Fuck sells so well that it’s up for a major book award. Poor Monk finds himself on a five-person committee–another member is Sintara–to sift between the ten contenders. He is relieved that Sintara hates the book, but their bonding is short-lived when he politely asks how her book is any different from the despicable Fuck. Nothing goes according to plan, including the ways in which Monk’s natural diffidence and introversion complicates an on/off new romance with Coraline (Erika Alexander), a lawyer renting a house in Scituate across the street from the Ellisons.
You name the trope and American Fiction toys with it: the cancel culture, whites crawling over each to “honor” black people and define their “authentic” experiences, the vulgarity of pop culture, occupations, flamboyant gayness, how a “black” film score should sound, the romantic comedy genre, dress, speech, and manners patterns…. All of this provides perfect comic setups, but is it too much of a good thing?
Jeffrey Wright is (as always) magnificent as Monk, a cold fish who’d like to swim in warm water but doesn’t know how.
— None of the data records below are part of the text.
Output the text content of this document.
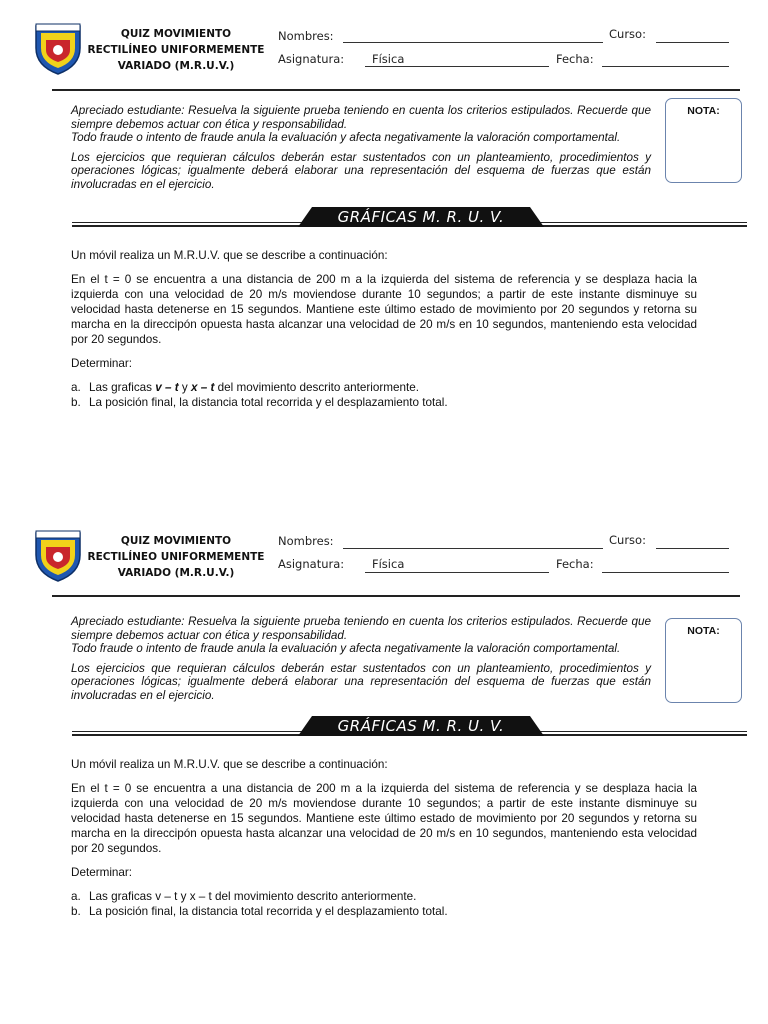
QUIZ MOVIMIENTO
RECTILÍNEO UNIFORMEMENTE
VARIADO (M.R.U.V.)
Nombres:	Curso:
Asignatura: Física	Fecha:

Apreciado estudiante: Resuelva la siguiente prueba teniendo en cuenta los criterios estipulados. Recuerde que siempre debemos actuar con ética y responsabilidad.

Todo fraude o intento de fraude anula la evaluación y afecta negativamente la valoración comportamental.

Los ejercicios que requieran cálculos deberán estar sustentados con un planteamiento, procedimientos y operaciones lógicas; igualmente deberá elaborar una representación del esquema de fuerzas que están involucradas en el ejercicio.

NOTA:
GRÁFICAS M. R. U. V.

Un móvil realiza un M.R.U.V. que se describe a continuación:

En el t = 0 se encuentra a una distancia de 200 m a la izquierda del sistema de referencia y se desplaza hacia la izquierda con una velocidad de 20 m/s moviendose durante 10 segundos; a partir de este instante disminuye su velocidad hasta detenerse en 15 segundos. Mantiene este último estado de movimiento por 20 segundos y retorna su marcha en la direccipón opuesta hasta alcanzar una velocidad de 20 m/s en 10 segundos, manteniendo esta velocidad por 20 segundos.

Determinar:

a. Las graficas v – t y x – t del movimiento descrito anteriormente.
b. La posición final, la distancia total recorrida y el desplazamiento total.
QUIZ MOVIMIENTO
RECTILÍNEO UNIFORMEMENTE
VARIADO (M.R.U.V.)
Nombres:	Curso:
Asignatura: Física	Fecha:

Apreciado estudiante: Resuelva la siguiente prueba teniendo en cuenta los criterios estipulados. Recuerde que siempre debemos actuar con ética y responsabilidad.

Todo fraude o intento de fraude anula la evaluación y afecta negativamente la valoración comportamental.

Los ejercicios que requieran cálculos deberán estar sustentados con un planteamiento, procedimientos y operaciones lógicas; igualmente deberá elaborar una representación del esquema de fuerzas que están involucradas en el ejercicio.

NOTA:
GRÁFICAS M. R. U. V.

Un móvil realiza un M.R.U.V. que se describe a continuación:

En el t = 0 se encuentra a una distancia de 200 m a la izquierda del sistema de referencia y se desplaza hacia la izquierda con una velocidad de 20 m/s moviendose durante 10 segundos; a partir de este instante disminuye su velocidad hasta detenerse en 15 segundos. Mantiene este último estado de movimiento por 20 segundos y retorna su marcha en la direccipón opuesta hasta alcanzar una velocidad de 20 m/s en 10 segundos, manteniendo esta velocidad por 20 segundos.

Determinar:

a. Las graficas v – t y x – t del movimiento descrito anteriormente.
b. La posición final, la distancia total recorrida y el desplazamiento total.
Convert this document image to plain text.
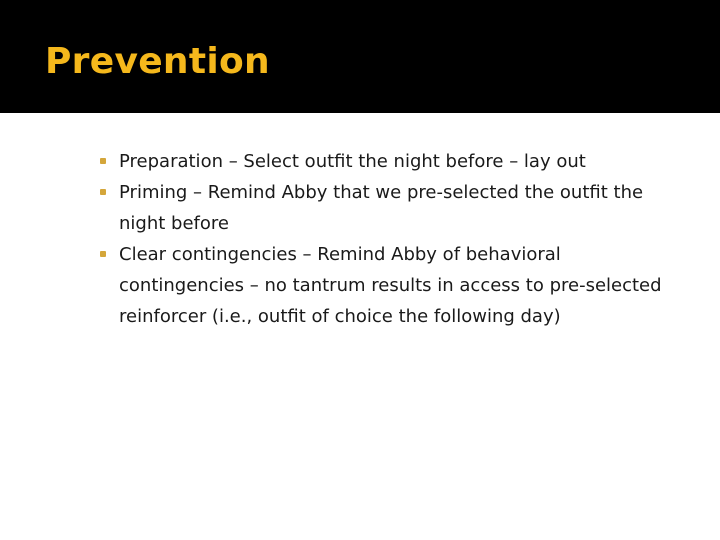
Prevention
Preparation – Select outfit the night before – lay out
Priming – Remind Abby that we pre-selected the outfit the night before
Clear contingencies – Remind Abby of behavioral contingencies – no tantrum results in access to pre-selected reinforcer (i.e., outfit of choice the following day)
Alexander does a great job of treading the line between an independent woman and a coquette, Uggams convincingly blinks in and out of reality, and though she’s not on screen long, Ross is an acerbic delight. Although I worry it was too much, Brown is true to the adage that if you decide to go over the top, go way over.
Some audiences were disappointed by the film’s resolution and it’s an open question whether Jefferson (and Percival) inadvertently reify some of the negative stereotypes they hope to obliterate? I’m still mulling this, but I suggest that you go with any inconsistencies you find. American Fiction is often amusing, but it’s also a quiet think-about-it powerhouse.